What: We’re building benchmarking and fuzzy-testing CIs to continuously benchmark and test Merlin. We’re addressing the performance bottlenecks identified from profiling Merlin and analysing benchmarking results.


  • We’ve continued our work on a fuzzy-testing CI for Merlin. Our first approach was to persist the testing data in sync with the Merlin commit history. However, that implied dealing with all kinds of data races when comparing the data between a PR and its base branch, when generating and persisting new data, and when approving changes. To avoid that, in October we experimented with a simpler approach that regenerates the data for every CI run - without compromising on CI run time. The new approach seems promising.
  • We’ve also come back to work on Merlin performance improvements. We plan to optimise Merlin’s space-time trade-off by experimenting (on an opt-in basis) with different lifetimes for the cmi-cache and cmt-cache. For that, we’re adding information about Merlin’s memory usage to its telemetry.
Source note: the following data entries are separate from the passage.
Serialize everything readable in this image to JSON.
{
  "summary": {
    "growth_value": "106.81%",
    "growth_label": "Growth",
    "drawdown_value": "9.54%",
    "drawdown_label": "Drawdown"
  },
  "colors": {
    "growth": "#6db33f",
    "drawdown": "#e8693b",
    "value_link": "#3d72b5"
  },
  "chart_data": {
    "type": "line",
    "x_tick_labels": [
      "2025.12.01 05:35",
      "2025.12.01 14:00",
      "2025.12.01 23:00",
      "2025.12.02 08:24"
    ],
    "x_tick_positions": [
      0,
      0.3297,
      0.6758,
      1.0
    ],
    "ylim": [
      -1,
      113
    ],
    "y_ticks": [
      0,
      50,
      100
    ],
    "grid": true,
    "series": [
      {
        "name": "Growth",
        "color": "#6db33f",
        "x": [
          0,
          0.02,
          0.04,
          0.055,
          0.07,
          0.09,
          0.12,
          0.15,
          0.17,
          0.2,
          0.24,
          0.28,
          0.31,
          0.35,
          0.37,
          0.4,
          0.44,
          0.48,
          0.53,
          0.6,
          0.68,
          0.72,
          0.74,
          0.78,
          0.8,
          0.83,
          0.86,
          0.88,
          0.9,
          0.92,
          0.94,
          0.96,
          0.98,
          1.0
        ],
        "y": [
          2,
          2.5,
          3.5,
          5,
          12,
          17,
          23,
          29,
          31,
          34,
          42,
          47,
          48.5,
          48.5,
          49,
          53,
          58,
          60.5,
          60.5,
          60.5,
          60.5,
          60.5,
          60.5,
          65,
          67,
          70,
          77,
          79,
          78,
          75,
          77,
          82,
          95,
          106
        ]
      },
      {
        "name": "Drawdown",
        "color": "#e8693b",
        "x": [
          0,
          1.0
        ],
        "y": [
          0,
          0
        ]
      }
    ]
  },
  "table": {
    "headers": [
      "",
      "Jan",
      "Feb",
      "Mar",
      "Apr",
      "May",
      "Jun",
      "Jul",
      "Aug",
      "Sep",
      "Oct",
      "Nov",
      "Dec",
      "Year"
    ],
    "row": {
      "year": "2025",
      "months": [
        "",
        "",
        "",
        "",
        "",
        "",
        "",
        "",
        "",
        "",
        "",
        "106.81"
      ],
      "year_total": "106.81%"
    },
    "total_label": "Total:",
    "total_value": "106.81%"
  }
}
Furthermore, we’ve looked into refining the typer cache granularity and have analysed its challenges.

I wonder what the source of these performance bottlenecks typically is. Do you have examples of such reports, where the cause of the few-second slowdowns have been analyzed and found?

Do you have examples of such reports, where the cause of the few-second slowdowns have been analyzed and found?

There are different examples with different causes:

  1. On files with many dependencies, the type checker can take several seconds, particularly if the cmi-dependencies need to be loaded into memory (i.e. if Merlin’s file cache is still cold).

  2. Even when Merlin has the cmi-dependencies in memory, the typer takes long on very long files.

  3. When running locate on items with a deep dependency depth, loading the cmt-files is a huge performance bottleneck as well.

  4. Also Merlin’s computations themselves sometimes take a lot longer than expected. We know about performance spikes in query computation of two different natures: a) We know a few concrete queries on concrete locations in concrete files that reproducibly take a lot longer than expected. b) We sometimes (rarely but consistently) observe non-reproducible non-query-specific extreme performance spikes.

Btw, we’re now only talking about the tail, i.e. why Merlin is very slow in very few cases. The median is quite all right (unless working on a very big code base). However, for the median, it also doesn’t help that the ppxlib driver is surprisingly slow in certain circumstances.